In NLTK, chunking is the process of extracting short, well-formed phrases, or chunks, from a sentence. This is also known as partial parsing, since a chunker is not required to capture all the words in a sentence, and does not produce a deep parse tree. But this is a good thing because it’s very hard to create a complete parse grammar for natural language, and full parsing is usually all or nothing. So chunking allows you to get at the bits you want and ignore the rest.

Training a Chunker

The general approach to chunking and parsing is to define rules or expressions that are then matched against the input sentence. But this is a very manual, tedious, and error-prone process, likely to get very complicated real fast. The alternative approach is to train a chunker the same way you train a part-of-speech tagger. Except in this case, instead of training on (word, tag) sequences, we train on (tag, iob) sequences, where iob is a chunk tag defined in the the conll2000 corpus. Here’s a function that will take a list of chunked sentences (from a chunked corpus like conll2000 or treebank), and return a list of (tag, iob) sequences.

import nltk.chunk

def conll_tag_chunks(chunk_sents):
    tag_sents = [nltk.chunk.tree2conlltags(tree) for tree in chunk_sents]
    return [[(t, c) for (w, t, c) in chunk_tags] for chunk_tags in tag_sents]

Chunker Accuracy

So how accurate is the trained chunker? Here’s the rest of the code, followed by a chart of the accuracy results. Note that I’m only using Ngram Taggers. You could additionally use the BrillTagger, but the training takes a ridiculously long time for very minimal gains in accuracy.

import nltk.corpus, nltk.tag

def ubt_conll_chunk_accuracy(train_sents, test_sents):
    train_chunks = conll_tag_chunks(train_sents)
    test_chunks = conll_tag_chunks(test_sents)

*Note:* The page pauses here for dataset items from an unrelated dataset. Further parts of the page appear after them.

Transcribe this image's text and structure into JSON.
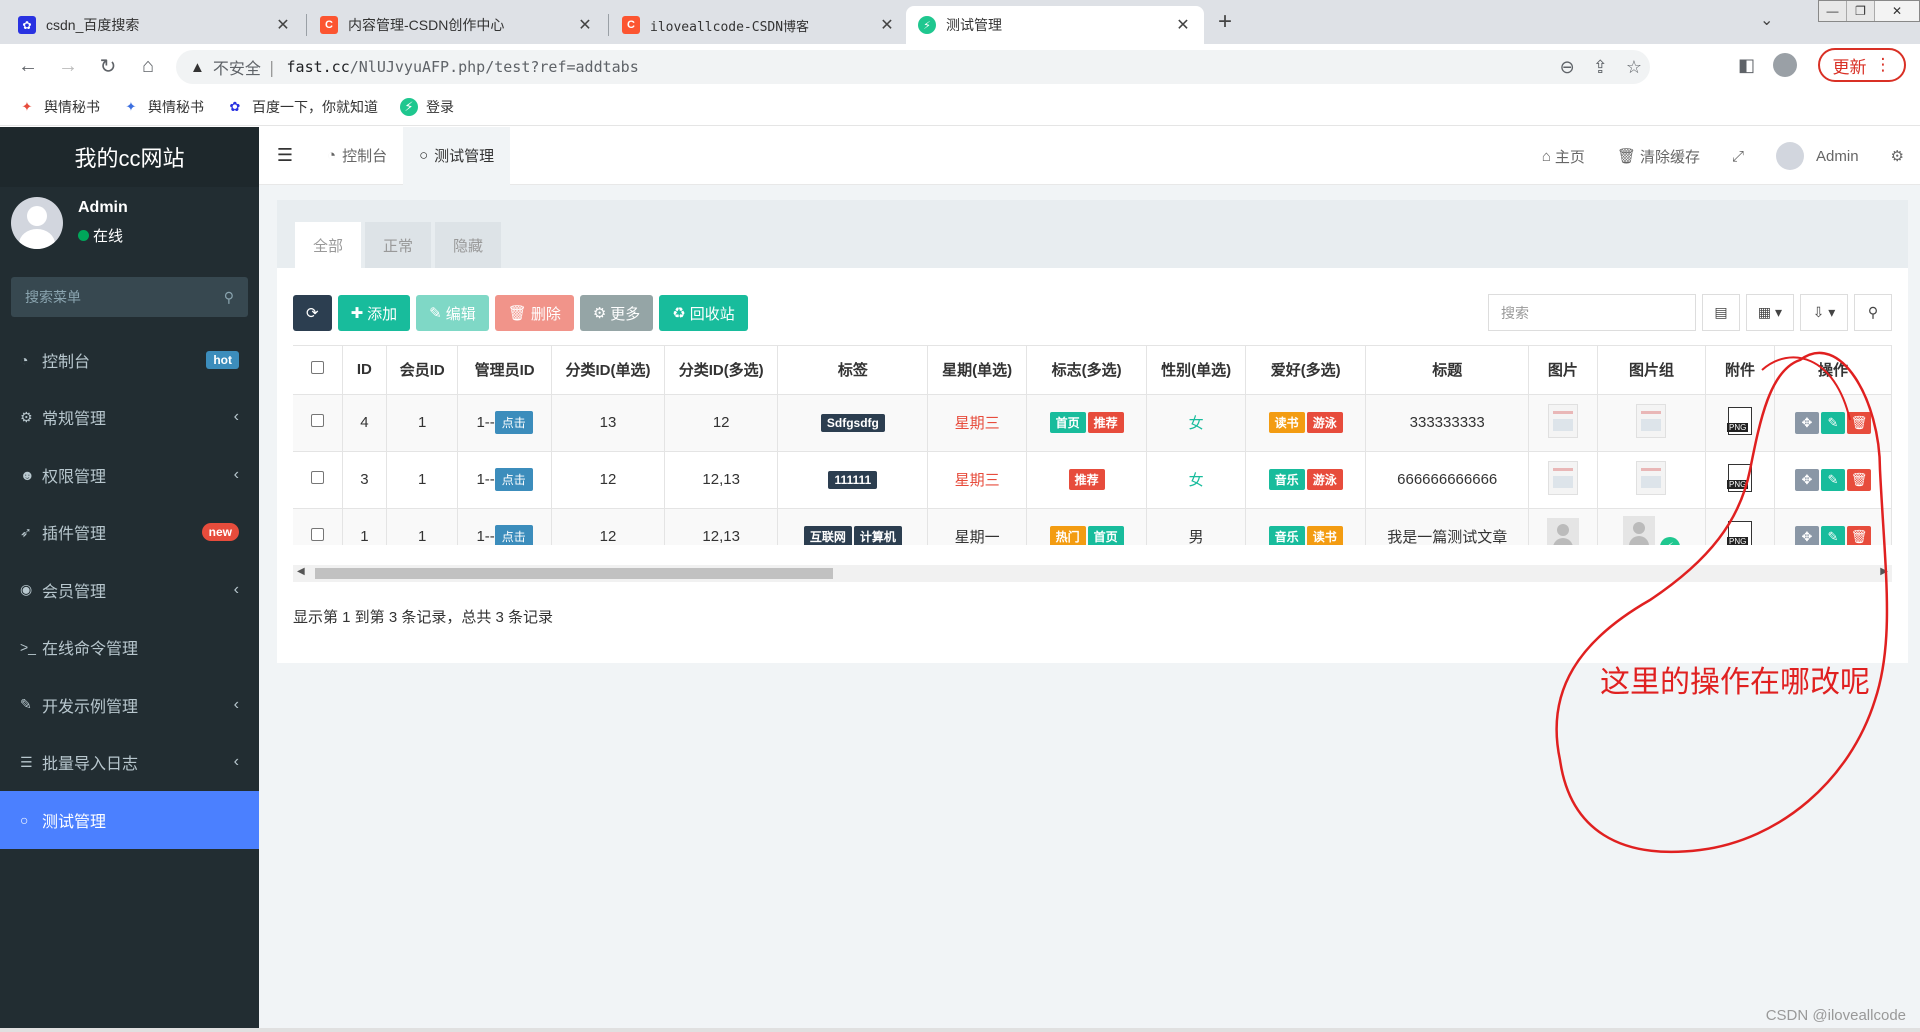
{
  "browser": {
    "tabs": [
      {
        "title": "csdn_百度搜索",
        "favicon": "baidu-paw-icon",
        "color": "#2932e1"
      },
      {
        "title": "内容管理-CSDN创作中心",
        "favicon": "csdn-c-icon",
        "color": "#fc5531"
      },
      {
        "title": "iloveallcode-CSDN博客",
        "favicon": "csdn-c-icon",
        "color": "#fc5531"
      },
      {
        "title": "测试管理",
        "favicon": "bolt-icon",
        "color": "#1fc78f",
        "active": true
      }
    ],
    "new_tab": "+",
    "address": {
      "insecure_label": "不安全",
      "host": "fast.cc",
      "path": "/NlUJvyuAFP.php/test?ref=addtabs"
    },
    "update_label": "更新",
    "bookmarks": [
      {
        "label": "舆情秘书",
        "icon": "yuqing-icon"
      },
      {
        "label": "舆情秘书",
        "icon": "yuqing-icon"
      },
      {
        "label": "百度一下，你就知道",
        "icon": "baidu-paw-icon"
      },
      {
        "label": "登录",
        "icon": "bolt-icon"
      }
    ]
  },
  "app": {
    "logo": "我的cc网站",
    "user": {
      "name": "Admin",
      "status": "在线"
    },
    "search_placeholder": "搜索菜单",
    "menu": [
      {
        "label": "控制台",
        "icon": "dashboard-icon",
        "badge": "hot",
        "badge_color": "#3c8dbc"
      },
      {
        "label": "常规管理",
        "icon": "cogs-icon",
        "caret": "‹"
      },
      {
        "label": "权限管理",
        "icon": "group-icon",
        "caret": "‹"
      },
      {
        "label": "插件管理",
        "icon": "rocket-icon",
        "badge": "new",
        "badge_color": "#e74c3c"
      },
      {
        "label": "会员管理",
        "icon": "user-circle-icon",
        "caret": "‹"
      },
      {
        "label": "在线命令管理",
        "icon": "terminal-icon"
      },
      {
        "label": "开发示例管理",
        "icon": "magic-icon",
        "caret": "‹"
      },
      {
        "label": "批量导入日志",
        "icon": "list-icon",
        "caret": "‹"
      },
      {
        "label": "测试管理",
        "icon": "circle-o-icon",
        "active": true
      }
    ],
    "topnav": {
      "tabs": [
        {
          "label": "控制台",
          "icon": "dashboard-icon"
        },
        {
          "label": "测试管理",
          "icon": "circle-o-icon",
          "active": true
        }
      ],
      "home": "主页",
      "clear_cache": "清除缓存",
      "admin": "Admin"
    },
    "filter_tabs": [
      "全部",
      "正常",
      "隐藏"
    ],
    "toolbar": {
      "add": "添加",
      "edit": "编辑",
      "delete": "删除",
      "more": "更多",
      "recycle": "回收站",
      "search_placeholder": "搜索"
    },
    "table": {
      "headers": [
        "",
        "ID",
        "会员ID",
        "管理员ID",
        "分类ID(单选)",
        "分类ID(多选)",
        "标签",
        "星期(单选)",
        "标志(多选)",
        "性别(单选)",
        "爱好(多选)",
        "标题",
        "图片",
        "图片组",
        "附件",
        "操作"
      ],
      "rows": [
        {
          "id": "4",
          "member_id": "1",
          "admin_id": "1--",
          "admin_btn": "点击",
          "cat_single": "13",
          "cat_multi": "12",
          "tags": [
            "Sdfgsdfg"
          ],
          "weekday": "星期三",
          "weekday_red": true,
          "flags": [
            {
              "t": "首页",
              "c": "#18bc9c"
            },
            {
              "t": "推荐",
              "c": "#e74c3c"
            }
          ],
          "gender": "女",
          "gender_teal": true,
          "hobbies": [
            {
              "t": "读书",
              "c": "#f39c12"
            },
            {
              "t": "游泳",
              "c": "#e74c3c"
            }
          ],
          "title": "333333333",
          "images": "thumb",
          "image_group": "thumb",
          "attachment": "PNG"
        },
        {
          "id": "3",
          "member_id": "1",
          "admin_id": "1--",
          "admin_btn": "点击",
          "cat_single": "12",
          "cat_multi": "12,13",
          "tags": [
            "111111"
          ],
          "weekday": "星期三",
          "weekday_red": true,
          "flags": [
            {
              "t": "推荐",
              "c": "#e74c3c"
            }
          ],
          "gender": "女",
          "gender_teal": true,
          "hobbies": [
            {
              "t": "音乐",
              "c": "#18bc9c"
            },
            {
              "t": "游泳",
              "c": "#e74c3c"
            }
          ],
          "title": "666666666666",
          "images": "thumb",
          "image_group": "thumb",
          "attachment": "PNG"
        },
        {
          "id": "1",
          "member_id": "1",
          "admin_id": "1--",
          "admin_btn": "点击",
          "cat_single": "12",
          "cat_multi": "12,13",
          "tags": [
            "互联网",
            "计算机"
          ],
          "weekday": "星期一",
          "weekday_red": false,
          "flags": [
            {
              "t": "热门",
              "c": "#f39c12"
            },
            {
              "t": "首页",
              "c": "#18bc9c"
            }
          ],
          "gender": "男",
          "gender_teal": false,
          "hobbies": [
            {
              "t": "音乐",
              "c": "#18bc9c"
            },
            {
              "t": "读书",
              "c": "#f39c12"
            }
          ],
          "title": "我是一篇测试文章",
          "images": "placeholder",
          "image_group": "placeholder+bolt",
          "attachment": "PNG"
        }
      ]
    },
    "pager_info": "显示第 1 到第 3 条记录，总共 3 条记录"
  },
  "annotation": {
    "text": "这里的操作在哪改呢",
    "color": "#e02020"
  },
  "watermark": "CSDN @iloveallcode",
  "colors": {
    "sidebar": "#222d32",
    "sidebar_active": "#4b80ff",
    "btn_refresh": "#2c3e50",
    "btn_add": "#18bc9c",
    "btn_edit": "#7fd8c6",
    "btn_delete": "#f1948a",
    "btn_more": "#95a5a6",
    "btn_recycle": "#18bc9c"
  }
}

    u_chunker = nltk.tag.UnigramTagger(train_chunks)
    print 'u:', nltk.tag.accuracy(u_chunker, test_chunks)

    ub_chunker = nltk.tag.BigramTagger(train_chunks, backoff=u_chunker)
    print 'ub:', nltk.tag.accuracy(ub_chunker, test_chunks)

    ubt_chunker = nltk.tag.TrigramTagger(train_chunks, backoff=ub_chunker)
    print 'ubt:', nltk.tag.accuracy(ubt_chunker, test_chunks)

    ut_chunker = nltk.tag.TrigramTagger(train_chunks, backoff=u_chunker)
    print 'ut:', nltk.tag.accuracy(ut_chunker, test_chunks)

    utb_chunker = nltk.tag.BigramTagger(train_chunks, backoff=ut_chunker)
    print 'utb:', nltk.tag.accuracy(utb_chunker, test_chunks)

# conll chunking accuracy test
conll_train = nltk.corpus.conll2000.chunked_sents('train.txt')
conll_test = nltk.corpus.conll2000.chunked_sents('test.txt')
ubt_conll_chunk_accuracy(conll_train, conll_test)

# treebank chunking accuracy test
treebank_sents = nltk.corpus.treebank_chunk.chunked_sents()
ubt_conll_chunk_accuracy(treebank_sents[:2000], treebank_sents[2000:])
Accuracy for Trained Chunker
Accuracy for Trained Chunker

The ub_chunker and utb_chunker are slight favorites with equal accuracy, so in practice I suggest using the ub_chunker since it takes slightly less time to train.

Conclusion

Training a chunker this way is much easier than creating manual chunk expressions or rules, it can approach 100% accuracy, and the process is re-usable across data sets. As with part-of-speech tagging, the training set really matters, and should be as similar as possible to the actual text that you want to tag and chunk.